Depuis le 1er mai 2007, un emprunteur ayant contracté une assurance de prêt peut réclamer sa participation aux bénéfices techniques et financiers. Cela vaut pour tout type de crédit, crédit à la consommation, crédit auto, crédit immobilier, dès lors qu'il est assorti d'une assurance de prêt avec la garantie décès-invalidité. Dans les faits, les emprunteurs-assurés ayant reçu leur participation sont très peu nombreux. L'immense majorité ignore cette règle, et les organismes de crédit et les assureurs "oublient" leurs clients. L'entrée en vigueur de la loi Lagarde sur la délégation d'assurance n'a modifié en rien cette obligation donnée aux banques et aux assurances individuelles.

Comme il est difficile d'estimer le risque dans le cadre d'une assurance de prêt, la prime est surévaluée. En compensation de cette sursaturation, à la fin de chaque année civile, les assureurs doivent reverser aux seuls assurés le surplus dégagé après paiement des sinistres, des frais de gestion et d'administration. L'UFC-Que Choisir estime que les contrats d'assurance emprunteur retirent un surplus d'environ 40% des primes collectées, proportion qui monte à 70% pour les crédits à la consommation. Dans la pratique, les assureurs versent bien la participation aux bénéfices aux établissements souscripteurs des contrats groupe, mais ces derniers ne restituent pas les sommes aux seuls bénéficiaires désignés par la loi. Le problème reste le même pour les assurances déléguées.

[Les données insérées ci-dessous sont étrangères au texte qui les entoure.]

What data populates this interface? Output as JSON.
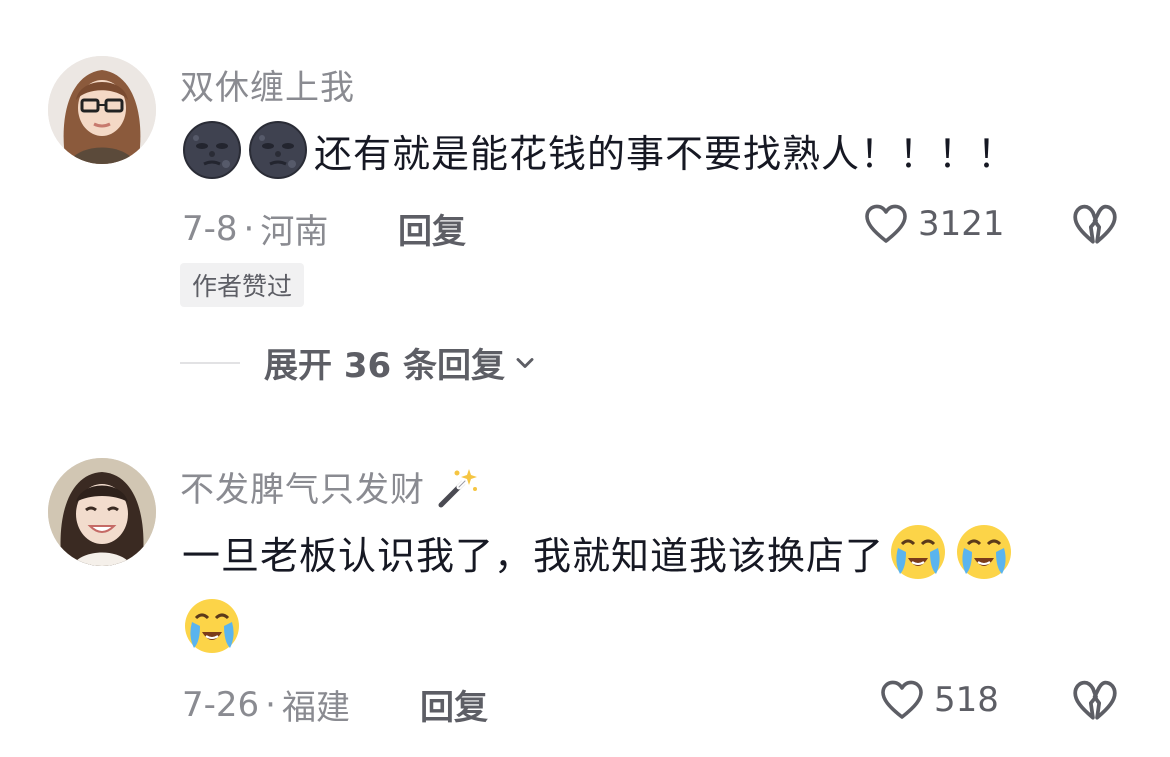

Quelques élus ont alerté les pouvoirs publics sur cet abus qui échappe encore à la communauté des assurés et demandé au gouvernement d'assurer l'exécution régulière de l'article L.331-3. La réponse du ministère de l'Economie et des Finances fut limpide : "l'entreprise d'assurance est libre, sauf disposition contractuelle particulière, de déterminer les modalités ainsi que la liste des contrats bénéficiant de la participation aux bénéfices définie réglementairement. Seuls les termes particuliers du contrat peuvent donc, le cas échéant, en application de l'article L.132.5 du Code des Assurances, déterminer des obligations de participation aux bénéfices à l'égard du souscripteur à ce contrat." Le ministère laisse donc les tribunaux se prononcer sur ces litiges qui opposent les banques, les compagnies d'assurance et les associations de consommateurs. Des actions en justice ont été entamées par l'association UFC-Que Choisir durant l'année 2007. Elles sont toujours en cours.

Nul n'est sensé ignorer la loi, cela vaut pour les devoirs comme pour les droits. Vous pouvez réclamer votre participation aux bénéfices techniques et financiers à votre banque ou à votre assureur en lui envoyant un courrier (lettre-type sur le net). Difficile d'estimer votre bénéfice personnel, car il n'existe aucun outil permettant de le calculer sauf si vous avez contracté une assurance auprès de la CNP ou un crédit immobilier auprès de la Caisse d'Epargne.